Skip to main content
Version: 0.94

operators.pdf.text_cluster.TextClusterer

class operators.pdf.text_cluster.TextClusterer(wordspacing_tolerance=0.75, merge_words_between_vertical_lines=False, merge_rows_between_horizontal_lines=False, pages_field='context_pages')

Operator that clusters horizontally aligned words using word spacing.

This operator clusters horizontally aligned word that stays within a predefined word spacing. Text Clusters are the group of words that are separated by a single space. The heuristics employed here relies on the fact that if the words are separated by width > the max_width in standard typography, then they are separate word clusters. The max_width = wordspacing_tolerance * vertical width between 2 previous words.

Optionally Merges Word clusters vertically into regions using bounding horizontal lines. Needs LinesFeaturizer if merge_words_between_vertical_lines or merge_rows_between_horizontal_lines are set.

Parameters:
  • wordspacing_tolerance (float, default: 0.75) – The ratio (relatively to the vertical width) to consider 2 words belong to a same cluster.
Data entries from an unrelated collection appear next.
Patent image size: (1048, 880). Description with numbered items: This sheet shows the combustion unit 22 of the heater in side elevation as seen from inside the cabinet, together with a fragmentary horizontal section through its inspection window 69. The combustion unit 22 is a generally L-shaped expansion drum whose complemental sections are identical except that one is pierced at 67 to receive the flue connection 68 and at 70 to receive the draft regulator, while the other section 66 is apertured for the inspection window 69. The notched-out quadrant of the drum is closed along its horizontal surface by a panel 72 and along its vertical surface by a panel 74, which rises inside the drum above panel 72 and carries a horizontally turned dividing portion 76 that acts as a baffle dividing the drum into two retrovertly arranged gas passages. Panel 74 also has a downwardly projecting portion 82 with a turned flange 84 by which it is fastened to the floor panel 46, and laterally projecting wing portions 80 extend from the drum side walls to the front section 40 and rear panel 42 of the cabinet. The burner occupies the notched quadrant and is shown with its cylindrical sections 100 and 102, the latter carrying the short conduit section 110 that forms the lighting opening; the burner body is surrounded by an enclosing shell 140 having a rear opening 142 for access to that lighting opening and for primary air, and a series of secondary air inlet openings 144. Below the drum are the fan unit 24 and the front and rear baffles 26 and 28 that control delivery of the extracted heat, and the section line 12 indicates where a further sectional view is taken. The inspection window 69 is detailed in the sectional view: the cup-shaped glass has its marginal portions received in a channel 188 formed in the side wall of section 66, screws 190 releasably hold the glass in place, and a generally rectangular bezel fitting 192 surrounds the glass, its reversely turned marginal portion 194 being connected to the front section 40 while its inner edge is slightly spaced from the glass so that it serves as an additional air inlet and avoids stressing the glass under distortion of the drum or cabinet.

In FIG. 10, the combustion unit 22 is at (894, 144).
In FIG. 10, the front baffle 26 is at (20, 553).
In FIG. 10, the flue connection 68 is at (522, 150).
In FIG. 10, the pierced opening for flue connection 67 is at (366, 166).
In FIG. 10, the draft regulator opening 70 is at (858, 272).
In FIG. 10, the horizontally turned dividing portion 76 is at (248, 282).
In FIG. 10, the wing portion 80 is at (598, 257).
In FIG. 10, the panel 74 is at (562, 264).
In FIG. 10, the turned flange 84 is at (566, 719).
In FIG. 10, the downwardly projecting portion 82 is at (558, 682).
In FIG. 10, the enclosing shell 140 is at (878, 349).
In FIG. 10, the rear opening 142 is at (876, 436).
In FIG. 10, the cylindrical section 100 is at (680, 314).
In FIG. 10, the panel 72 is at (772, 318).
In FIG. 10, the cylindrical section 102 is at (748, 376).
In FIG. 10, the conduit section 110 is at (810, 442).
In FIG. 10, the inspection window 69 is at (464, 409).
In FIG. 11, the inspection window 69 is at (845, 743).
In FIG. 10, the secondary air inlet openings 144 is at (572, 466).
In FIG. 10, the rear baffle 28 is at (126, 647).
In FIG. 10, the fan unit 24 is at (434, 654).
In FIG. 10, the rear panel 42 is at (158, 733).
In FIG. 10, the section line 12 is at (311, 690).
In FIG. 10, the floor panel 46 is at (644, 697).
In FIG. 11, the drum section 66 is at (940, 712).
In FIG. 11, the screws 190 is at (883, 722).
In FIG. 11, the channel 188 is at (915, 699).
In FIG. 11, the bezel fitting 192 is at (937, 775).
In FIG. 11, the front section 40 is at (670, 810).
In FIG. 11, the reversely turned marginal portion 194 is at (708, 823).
  • merge_words_between_vertical_lines (bool, default: False) – If True, and provided LinesFeaturizer, will cluster words between vertical lines together.

  • merge_words_between_horizontal_lines – If True, and provided LinesFeaturizer, will cluster words between horizontal lines together.

  • pages_field (Optional[str], default: 'context_pages') – The name of the column containing the page numbers on which to run the operator on. Defaults to RichDocCols.CONTEXT_PAGES.

Returns:

A serialized TextClusters class containing all the text clusters information.

Return type:

{RichDocCols.TEXT_CLUSTERS}